You absolutely need champions, but they can’t be the only people holding the can. There’s a whole culture that needs to back that in. AICD has been running a really strong conversation about organisational culture in the past year. It would be interesting to bring that into this conversation as well – culture is what supports trust and confidence; its’ what builds transparency and accountability.
As the CEO of an NFP, what is integral to your healthy relationship with your board?
I’m very lucky with my board that the Chair is herself a jobbing CEO, so there’s a very good and very explicit insight into the difference between operational matters and the role of the CEO in implementing that, and strategic matters and the role of the board in overseeing them.
That’s also reflected in the boards that I’m a member of, where the Chairs of those boards are also jobbing CEOs. So I’m constantly working in an environment where there’s very clear respect for those boundaries.

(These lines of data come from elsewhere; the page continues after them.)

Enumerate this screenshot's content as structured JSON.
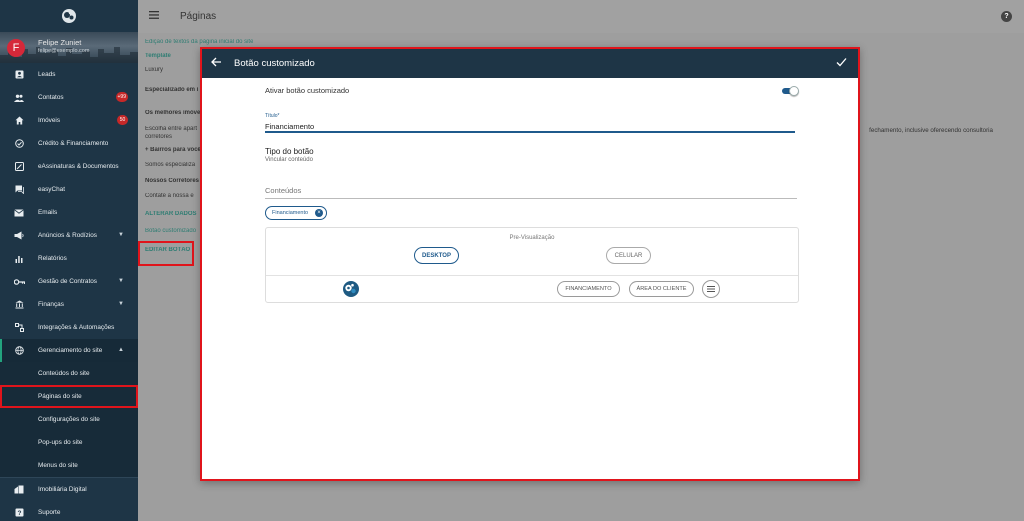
{
  "topbar": {
    "title": "Páginas"
  },
  "profile": {
    "initial": "F",
    "name": "Felipe Zuniet",
    "email": "felipe@exemplo.com"
  },
  "sidebar": {
    "items": [
      {
        "label": "Leads",
        "icon": "person-card-icon"
      },
      {
        "label": "Contatos",
        "icon": "people-icon",
        "badge": "+99"
      },
      {
        "label": "Imóveis",
        "icon": "home-icon",
        "badge": "50"
      },
      {
        "label": "Crédito & Financiamento",
        "icon": "check-circle-icon"
      },
      {
        "label": "eAssinaturas & Documentos",
        "icon": "signature-icon"
      },
      {
        "label": "easyChat",
        "icon": "chat-icon"
      },
      {
        "label": "Emails",
        "icon": "mail-icon"
      },
      {
        "label": "Anúncios & Rodízios",
        "icon": "megaphone-icon"
      },
      {
        "label": "Relatórios",
        "icon": "bar-chart-icon"
      },
      {
        "label": "Gestão de Contratos",
        "icon": "key-icon"
      },
      {
        "label": "Finanças",
        "icon": "bank-icon"
      },
      {
        "label": "Integrações & Automações",
        "icon": "integration-icon"
      },
      {
        "label": "Gerenciamento do site",
        "icon": "globe-icon"
      }
    ],
    "subitems": [
      "Conteúdos do site",
      "Páginas do site",
      "Configurações do site",
      "Pop-ups do site",
      "Menus do site"
    ],
    "bottom": [
      {
        "label": "Imobiliária Digital",
        "icon": "building-icon"
      },
      {
        "label": "Suporte",
        "icon": "support-icon"
      }
    ]
  },
  "background": {
    "edit_title": "Edição de textos da página inicial do site",
    "template_label": "Template",
    "template_value": "Luxury",
    "specialized": "Especializado em i",
    "best": "Os melhores imóve",
    "choose": "Escolha entre apart",
    "brokers": "corretores",
    "bairros": "+ Bairros para você",
    "somos": "Somos especializa",
    "nossos": "Nossos Corretores",
    "contate": "Contate a nossa e",
    "alterar": "ALTERAR DADOS",
    "botao": "Botão customizado",
    "editar": "EDITAR BOTÃO",
    "right_text": "fechamento, inclusive oferecendo consultoria"
  },
  "dialog": {
    "title": "Botão customizado",
    "toggle_label": "Ativar botão customizado",
    "field_label": "Título*",
    "field_value": "Financiamento",
    "tipo_title": "Tipo do botão",
    "tipo_sub": "Vincular conteúdo",
    "conteudos_label": "Conteúdos",
    "chip": "Financiamento",
    "preview": {
      "title": "Pre-Visualização",
      "desktop": "DESKTOP",
      "celular": "CELULAR",
      "nav_financiamento": "FINANCIAMENTO",
      "nav_area": "ÁREA DO CLIENTE"
    }
  },
  "colors": {
    "sidebar": "#1e3546",
    "accent": "#1f5a8c",
    "highlight": "#e0141b",
    "badge": "#c62828"
  }
}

In terms of my own relationship with my Chair, we speak regularly and then we have a sense of what are the issues where we might need an ad hoc conversation. We’ve also been really explicit that as the organisation is a start-up, so too is the board. We’ve had really clear discussions about the governance evolving as the organisation does. We started with the size of the board being the minimum that we needed for our charity registration (three). As the organisation grows in size and revenue, so too will the board.
A good example of a board’s conversation transitioning as an organisation does is our approach to culture. Originally I was a CEO of one, so the ‘organisational culture’ priority for the board was my self-care as a start-up CEO. Now that we’ve moved to a staff team, we are starting to consider broader questions about organisational culture, such as managing work-life balance. I’ll be putting that on the agenda for the Chair to consider how the board looks at that. Alongside that we’ve been developing all the organisational policies that recognise that we now have staff, like leave, delegations, etc.
The principle that underpins my relationship with my Chair and board is: no surprises. No surprises in terms of strategic challenges that hit the board without notice. Our Chair and our board need to be briefed about the things that might be coming, things that might come to them in their capacity as board members.